Fosters.com previewed a self-guided garden tour in York County from 10 a.m. to 4 p.m. Saturday, July 25. The eight-stop tour follows a route through South Berwick, Eliot, Kittery Point and York. It includes gardens owned, managed by or created in collaboration with University of Maine Cooperative Extension York County Master Gardener Volunteers. The tour features a CSA farm started by a Master Gardener, six flower and food gardens, and the Central School Garden in South Berwick, where staff and volunteers created an outdoor classroom for elementary students, according to the article.
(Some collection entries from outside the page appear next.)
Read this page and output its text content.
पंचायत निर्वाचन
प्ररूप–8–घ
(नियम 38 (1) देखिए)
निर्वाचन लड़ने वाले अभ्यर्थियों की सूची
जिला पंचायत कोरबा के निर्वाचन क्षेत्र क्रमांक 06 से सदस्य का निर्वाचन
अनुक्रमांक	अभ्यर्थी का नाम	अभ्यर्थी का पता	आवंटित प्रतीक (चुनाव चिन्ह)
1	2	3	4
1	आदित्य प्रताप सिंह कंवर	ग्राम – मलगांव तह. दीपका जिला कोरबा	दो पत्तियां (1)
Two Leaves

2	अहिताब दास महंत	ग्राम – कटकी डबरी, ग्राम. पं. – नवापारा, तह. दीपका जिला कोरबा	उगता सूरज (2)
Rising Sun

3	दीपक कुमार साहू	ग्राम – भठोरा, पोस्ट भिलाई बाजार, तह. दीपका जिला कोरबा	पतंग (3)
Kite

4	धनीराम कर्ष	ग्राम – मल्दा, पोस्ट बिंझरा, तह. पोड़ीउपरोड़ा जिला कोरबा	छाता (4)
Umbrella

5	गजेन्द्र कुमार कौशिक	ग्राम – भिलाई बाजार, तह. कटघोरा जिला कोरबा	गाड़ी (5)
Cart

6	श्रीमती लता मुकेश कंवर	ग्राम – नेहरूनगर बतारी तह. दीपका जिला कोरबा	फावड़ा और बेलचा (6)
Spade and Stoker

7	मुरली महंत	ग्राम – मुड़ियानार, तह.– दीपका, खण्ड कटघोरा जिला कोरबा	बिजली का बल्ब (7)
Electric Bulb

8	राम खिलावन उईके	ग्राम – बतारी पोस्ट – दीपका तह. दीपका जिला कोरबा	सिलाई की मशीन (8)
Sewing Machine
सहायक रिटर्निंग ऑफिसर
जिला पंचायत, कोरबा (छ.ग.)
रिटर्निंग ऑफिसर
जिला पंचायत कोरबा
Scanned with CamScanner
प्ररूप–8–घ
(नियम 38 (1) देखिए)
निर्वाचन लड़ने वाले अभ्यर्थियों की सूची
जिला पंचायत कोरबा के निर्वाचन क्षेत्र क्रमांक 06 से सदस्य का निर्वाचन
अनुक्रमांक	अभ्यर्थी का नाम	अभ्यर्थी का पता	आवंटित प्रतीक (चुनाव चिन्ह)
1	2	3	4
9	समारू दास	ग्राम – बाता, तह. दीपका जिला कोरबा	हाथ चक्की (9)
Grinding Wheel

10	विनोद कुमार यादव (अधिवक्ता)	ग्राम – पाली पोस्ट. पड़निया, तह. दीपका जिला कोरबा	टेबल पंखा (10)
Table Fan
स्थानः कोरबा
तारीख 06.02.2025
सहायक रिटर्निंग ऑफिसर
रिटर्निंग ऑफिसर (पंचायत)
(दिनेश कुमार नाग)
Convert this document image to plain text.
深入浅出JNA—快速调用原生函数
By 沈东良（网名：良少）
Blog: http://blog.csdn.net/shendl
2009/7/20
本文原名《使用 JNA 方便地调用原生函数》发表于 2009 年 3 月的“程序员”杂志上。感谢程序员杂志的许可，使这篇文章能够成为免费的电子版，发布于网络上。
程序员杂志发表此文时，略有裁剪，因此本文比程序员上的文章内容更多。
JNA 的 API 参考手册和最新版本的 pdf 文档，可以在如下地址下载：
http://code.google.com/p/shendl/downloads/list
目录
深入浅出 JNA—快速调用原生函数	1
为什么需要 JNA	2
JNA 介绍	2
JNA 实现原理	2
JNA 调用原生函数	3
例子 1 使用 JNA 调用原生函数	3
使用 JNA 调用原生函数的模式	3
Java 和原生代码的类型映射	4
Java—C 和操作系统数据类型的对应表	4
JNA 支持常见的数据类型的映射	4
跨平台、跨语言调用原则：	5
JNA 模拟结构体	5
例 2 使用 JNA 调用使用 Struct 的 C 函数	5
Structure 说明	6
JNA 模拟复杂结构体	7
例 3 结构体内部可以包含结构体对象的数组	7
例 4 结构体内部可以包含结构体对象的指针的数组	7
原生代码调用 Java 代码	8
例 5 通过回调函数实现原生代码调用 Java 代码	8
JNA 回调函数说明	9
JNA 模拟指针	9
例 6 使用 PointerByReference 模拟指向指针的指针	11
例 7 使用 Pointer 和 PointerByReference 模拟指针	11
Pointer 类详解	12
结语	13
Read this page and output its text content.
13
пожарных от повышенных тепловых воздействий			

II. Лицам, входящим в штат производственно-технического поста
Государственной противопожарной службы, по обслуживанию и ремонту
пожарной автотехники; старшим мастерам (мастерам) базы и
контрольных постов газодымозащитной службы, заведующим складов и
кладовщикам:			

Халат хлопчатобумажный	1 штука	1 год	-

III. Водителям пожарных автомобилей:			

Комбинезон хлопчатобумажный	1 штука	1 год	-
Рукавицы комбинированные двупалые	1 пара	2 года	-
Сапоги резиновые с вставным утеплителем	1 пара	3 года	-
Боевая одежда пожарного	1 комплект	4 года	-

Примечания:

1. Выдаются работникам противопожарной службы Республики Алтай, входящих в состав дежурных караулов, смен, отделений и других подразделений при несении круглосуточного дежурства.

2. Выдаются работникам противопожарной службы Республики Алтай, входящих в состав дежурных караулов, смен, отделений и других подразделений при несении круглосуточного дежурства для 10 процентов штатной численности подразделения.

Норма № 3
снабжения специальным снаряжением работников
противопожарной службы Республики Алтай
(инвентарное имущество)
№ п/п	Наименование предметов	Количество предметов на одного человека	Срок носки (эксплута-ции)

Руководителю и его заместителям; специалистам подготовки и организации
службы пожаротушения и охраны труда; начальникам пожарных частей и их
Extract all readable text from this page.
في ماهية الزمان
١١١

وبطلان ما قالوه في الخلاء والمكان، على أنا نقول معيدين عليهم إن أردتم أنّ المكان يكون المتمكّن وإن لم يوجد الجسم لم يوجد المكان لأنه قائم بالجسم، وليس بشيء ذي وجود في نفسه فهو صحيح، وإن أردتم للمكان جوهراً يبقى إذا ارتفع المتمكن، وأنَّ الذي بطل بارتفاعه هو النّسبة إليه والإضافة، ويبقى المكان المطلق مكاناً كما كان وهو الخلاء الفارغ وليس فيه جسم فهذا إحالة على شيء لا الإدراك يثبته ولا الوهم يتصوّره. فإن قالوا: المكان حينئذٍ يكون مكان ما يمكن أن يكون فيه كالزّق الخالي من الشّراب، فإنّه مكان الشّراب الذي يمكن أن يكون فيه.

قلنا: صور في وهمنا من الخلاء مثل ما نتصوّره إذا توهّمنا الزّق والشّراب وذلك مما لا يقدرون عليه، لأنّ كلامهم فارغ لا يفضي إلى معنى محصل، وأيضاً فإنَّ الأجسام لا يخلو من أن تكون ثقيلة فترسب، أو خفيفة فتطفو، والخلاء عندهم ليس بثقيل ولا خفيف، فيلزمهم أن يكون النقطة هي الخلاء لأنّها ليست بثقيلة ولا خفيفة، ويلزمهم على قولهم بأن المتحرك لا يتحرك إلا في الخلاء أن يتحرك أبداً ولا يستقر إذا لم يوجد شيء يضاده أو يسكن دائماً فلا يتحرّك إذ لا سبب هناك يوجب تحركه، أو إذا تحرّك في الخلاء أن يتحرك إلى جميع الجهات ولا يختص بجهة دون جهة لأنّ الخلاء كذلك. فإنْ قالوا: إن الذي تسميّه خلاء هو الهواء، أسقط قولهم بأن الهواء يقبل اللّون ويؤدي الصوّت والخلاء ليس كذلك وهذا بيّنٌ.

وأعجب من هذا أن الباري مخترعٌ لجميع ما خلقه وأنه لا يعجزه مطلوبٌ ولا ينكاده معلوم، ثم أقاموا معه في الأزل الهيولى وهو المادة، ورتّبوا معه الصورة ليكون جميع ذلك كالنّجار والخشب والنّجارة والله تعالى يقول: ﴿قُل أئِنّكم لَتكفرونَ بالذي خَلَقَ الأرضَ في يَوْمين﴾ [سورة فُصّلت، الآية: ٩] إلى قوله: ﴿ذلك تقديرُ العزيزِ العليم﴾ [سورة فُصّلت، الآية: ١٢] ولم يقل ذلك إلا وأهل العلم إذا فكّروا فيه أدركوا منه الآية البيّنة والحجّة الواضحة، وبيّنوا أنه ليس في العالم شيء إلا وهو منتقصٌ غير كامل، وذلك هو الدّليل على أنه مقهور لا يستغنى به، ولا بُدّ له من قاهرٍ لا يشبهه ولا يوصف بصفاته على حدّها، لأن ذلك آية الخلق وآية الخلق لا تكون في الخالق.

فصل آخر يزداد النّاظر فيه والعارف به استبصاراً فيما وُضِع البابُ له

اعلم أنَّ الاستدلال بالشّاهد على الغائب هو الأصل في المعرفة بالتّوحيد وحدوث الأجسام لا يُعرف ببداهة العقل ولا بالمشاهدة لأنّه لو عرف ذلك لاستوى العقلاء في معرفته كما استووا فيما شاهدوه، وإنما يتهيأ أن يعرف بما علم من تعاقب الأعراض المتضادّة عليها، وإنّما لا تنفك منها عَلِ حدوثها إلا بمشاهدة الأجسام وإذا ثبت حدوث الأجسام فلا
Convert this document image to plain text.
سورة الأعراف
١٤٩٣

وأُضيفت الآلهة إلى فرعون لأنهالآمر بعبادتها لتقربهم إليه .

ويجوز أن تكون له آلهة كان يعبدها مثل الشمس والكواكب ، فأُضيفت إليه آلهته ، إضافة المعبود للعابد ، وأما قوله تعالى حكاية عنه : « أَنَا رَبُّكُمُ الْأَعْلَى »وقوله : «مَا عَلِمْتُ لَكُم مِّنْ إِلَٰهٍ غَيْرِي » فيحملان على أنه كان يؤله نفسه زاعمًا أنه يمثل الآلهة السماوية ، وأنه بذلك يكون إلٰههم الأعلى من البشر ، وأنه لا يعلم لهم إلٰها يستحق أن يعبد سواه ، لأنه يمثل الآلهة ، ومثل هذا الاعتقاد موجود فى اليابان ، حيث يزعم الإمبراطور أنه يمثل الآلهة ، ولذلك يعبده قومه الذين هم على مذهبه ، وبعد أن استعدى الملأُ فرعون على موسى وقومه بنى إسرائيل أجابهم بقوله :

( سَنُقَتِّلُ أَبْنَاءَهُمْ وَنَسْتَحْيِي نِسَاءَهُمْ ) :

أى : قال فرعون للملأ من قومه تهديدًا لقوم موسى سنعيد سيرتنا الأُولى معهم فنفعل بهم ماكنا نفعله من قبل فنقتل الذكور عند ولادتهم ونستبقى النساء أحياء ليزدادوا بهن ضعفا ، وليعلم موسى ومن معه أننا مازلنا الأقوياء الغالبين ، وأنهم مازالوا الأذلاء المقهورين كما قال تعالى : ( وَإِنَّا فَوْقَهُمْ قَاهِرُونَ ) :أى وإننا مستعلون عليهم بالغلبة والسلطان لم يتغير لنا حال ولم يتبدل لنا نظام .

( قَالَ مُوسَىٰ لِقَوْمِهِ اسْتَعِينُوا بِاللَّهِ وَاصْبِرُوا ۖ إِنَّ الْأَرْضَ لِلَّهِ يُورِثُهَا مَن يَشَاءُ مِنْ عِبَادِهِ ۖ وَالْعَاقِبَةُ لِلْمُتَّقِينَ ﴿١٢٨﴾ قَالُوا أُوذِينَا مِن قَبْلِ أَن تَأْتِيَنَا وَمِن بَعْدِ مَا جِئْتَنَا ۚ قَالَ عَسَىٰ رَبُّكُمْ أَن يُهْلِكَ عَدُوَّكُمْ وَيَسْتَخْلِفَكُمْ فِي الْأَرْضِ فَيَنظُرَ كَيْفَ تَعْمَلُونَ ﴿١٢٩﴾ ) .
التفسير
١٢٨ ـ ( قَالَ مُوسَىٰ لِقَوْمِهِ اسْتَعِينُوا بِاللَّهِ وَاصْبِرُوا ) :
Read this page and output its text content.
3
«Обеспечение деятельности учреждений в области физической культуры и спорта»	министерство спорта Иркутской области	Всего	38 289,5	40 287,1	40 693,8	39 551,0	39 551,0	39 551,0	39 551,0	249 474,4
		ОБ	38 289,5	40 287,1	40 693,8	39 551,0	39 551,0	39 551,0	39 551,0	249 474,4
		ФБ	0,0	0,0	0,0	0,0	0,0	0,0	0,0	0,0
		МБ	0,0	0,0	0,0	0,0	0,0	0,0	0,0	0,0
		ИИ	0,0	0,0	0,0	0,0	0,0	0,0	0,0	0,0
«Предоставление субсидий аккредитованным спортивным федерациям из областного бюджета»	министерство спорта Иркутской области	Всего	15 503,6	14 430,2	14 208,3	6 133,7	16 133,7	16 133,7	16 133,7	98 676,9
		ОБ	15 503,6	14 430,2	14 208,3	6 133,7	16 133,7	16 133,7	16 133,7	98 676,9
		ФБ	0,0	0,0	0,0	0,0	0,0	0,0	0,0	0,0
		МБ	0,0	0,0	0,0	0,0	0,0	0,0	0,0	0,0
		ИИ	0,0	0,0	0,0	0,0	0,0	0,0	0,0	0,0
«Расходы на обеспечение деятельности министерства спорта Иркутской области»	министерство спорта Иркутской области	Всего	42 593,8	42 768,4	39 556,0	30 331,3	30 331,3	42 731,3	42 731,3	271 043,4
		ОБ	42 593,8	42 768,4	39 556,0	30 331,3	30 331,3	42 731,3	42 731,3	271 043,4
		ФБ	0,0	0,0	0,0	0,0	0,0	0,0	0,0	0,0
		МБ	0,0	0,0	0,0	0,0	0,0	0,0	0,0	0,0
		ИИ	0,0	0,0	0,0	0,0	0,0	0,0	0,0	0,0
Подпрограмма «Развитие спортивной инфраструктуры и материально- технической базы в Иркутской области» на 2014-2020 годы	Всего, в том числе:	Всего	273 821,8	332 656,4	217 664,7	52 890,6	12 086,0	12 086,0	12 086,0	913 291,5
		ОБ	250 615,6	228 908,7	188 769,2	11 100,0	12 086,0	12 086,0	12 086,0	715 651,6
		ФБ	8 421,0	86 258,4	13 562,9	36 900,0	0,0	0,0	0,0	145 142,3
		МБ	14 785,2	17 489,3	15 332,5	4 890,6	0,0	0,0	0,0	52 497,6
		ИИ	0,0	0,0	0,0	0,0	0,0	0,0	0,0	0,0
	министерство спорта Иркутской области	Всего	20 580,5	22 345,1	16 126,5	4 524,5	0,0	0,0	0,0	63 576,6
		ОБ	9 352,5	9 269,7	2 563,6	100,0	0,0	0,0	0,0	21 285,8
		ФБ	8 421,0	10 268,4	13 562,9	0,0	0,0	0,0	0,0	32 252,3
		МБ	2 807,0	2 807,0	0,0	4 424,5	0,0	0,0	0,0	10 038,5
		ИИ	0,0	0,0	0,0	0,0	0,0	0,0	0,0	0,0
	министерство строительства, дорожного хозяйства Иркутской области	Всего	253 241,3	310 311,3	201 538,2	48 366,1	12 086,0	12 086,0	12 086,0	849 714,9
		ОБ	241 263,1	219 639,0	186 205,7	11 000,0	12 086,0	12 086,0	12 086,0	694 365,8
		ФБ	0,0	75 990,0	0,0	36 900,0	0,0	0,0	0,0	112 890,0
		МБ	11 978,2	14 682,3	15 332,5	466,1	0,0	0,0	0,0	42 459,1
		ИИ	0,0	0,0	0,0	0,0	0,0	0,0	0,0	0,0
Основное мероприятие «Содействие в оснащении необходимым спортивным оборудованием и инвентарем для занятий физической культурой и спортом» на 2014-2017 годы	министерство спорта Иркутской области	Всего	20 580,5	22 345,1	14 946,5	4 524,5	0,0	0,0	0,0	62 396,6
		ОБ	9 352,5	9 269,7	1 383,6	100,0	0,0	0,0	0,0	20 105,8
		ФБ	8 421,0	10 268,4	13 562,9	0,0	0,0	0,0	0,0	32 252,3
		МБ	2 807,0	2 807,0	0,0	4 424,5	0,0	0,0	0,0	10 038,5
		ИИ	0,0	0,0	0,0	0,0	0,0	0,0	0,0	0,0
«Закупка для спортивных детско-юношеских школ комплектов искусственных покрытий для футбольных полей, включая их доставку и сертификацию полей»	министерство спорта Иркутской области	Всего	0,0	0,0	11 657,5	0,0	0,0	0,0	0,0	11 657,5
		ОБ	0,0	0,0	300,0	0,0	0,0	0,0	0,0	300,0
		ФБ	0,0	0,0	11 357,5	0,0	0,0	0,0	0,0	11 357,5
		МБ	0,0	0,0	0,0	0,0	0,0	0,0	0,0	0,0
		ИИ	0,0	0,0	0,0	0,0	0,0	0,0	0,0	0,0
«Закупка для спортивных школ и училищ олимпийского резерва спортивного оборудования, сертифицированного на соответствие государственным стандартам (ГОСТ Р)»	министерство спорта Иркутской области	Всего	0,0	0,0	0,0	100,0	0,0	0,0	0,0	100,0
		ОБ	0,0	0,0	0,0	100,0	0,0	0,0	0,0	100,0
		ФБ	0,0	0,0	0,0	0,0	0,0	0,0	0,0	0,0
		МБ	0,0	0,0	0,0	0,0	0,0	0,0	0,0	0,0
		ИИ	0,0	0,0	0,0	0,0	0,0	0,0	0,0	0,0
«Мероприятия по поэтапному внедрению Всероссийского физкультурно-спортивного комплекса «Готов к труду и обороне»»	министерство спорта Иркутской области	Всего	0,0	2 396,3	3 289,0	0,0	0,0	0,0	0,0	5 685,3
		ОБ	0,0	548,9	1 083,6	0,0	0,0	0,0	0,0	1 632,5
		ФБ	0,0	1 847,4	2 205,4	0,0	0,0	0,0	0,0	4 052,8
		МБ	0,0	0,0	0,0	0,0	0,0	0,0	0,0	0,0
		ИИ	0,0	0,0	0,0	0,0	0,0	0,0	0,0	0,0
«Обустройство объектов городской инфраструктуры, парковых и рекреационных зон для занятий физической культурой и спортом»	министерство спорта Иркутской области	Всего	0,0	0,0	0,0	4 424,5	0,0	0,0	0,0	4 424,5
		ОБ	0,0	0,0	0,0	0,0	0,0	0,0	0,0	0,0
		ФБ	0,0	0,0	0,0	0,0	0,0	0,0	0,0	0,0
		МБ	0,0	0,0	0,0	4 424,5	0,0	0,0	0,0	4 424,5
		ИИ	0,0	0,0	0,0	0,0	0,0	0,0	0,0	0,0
An economic impact study conducted by Todd Gabe, an economics professor at the University of Maine, was cited in a Portland Press Herald article about a Texas-based company filing an application with the Maine Department of Environmental Protection to build a $613 million wind farm in Aroostook County. The farm would have an installed capacity of 250 megawatts, which would make it the largest wind farm in New England, able to power roughly 70,000 homes, according to the article. The wind farm project would create an estimated 653 full- and part-time jobs and have a $356 million statewide economic impact over the three-year period it will be constructed, according to Gabe’s study, which was commissioned by EDP Renewables North America. Once complete, the farm would support 16 full- and part-time jobs, representing almost $800,000 in labor income, the study found.
The Associated Press reported on this year’s final training session for citizen scientists interested in Maine’s bumblebee counting project. The session took place at the University of Southern Maine. The Maine Bumble Bee Atlas project aims to help determine Maine bee range and abundance, according to the report. The project is being coordinated by the state, UMaine and the University of Maine at Farmington. SFGate and WMTW (Channel 8 in Portland) carried the AP article.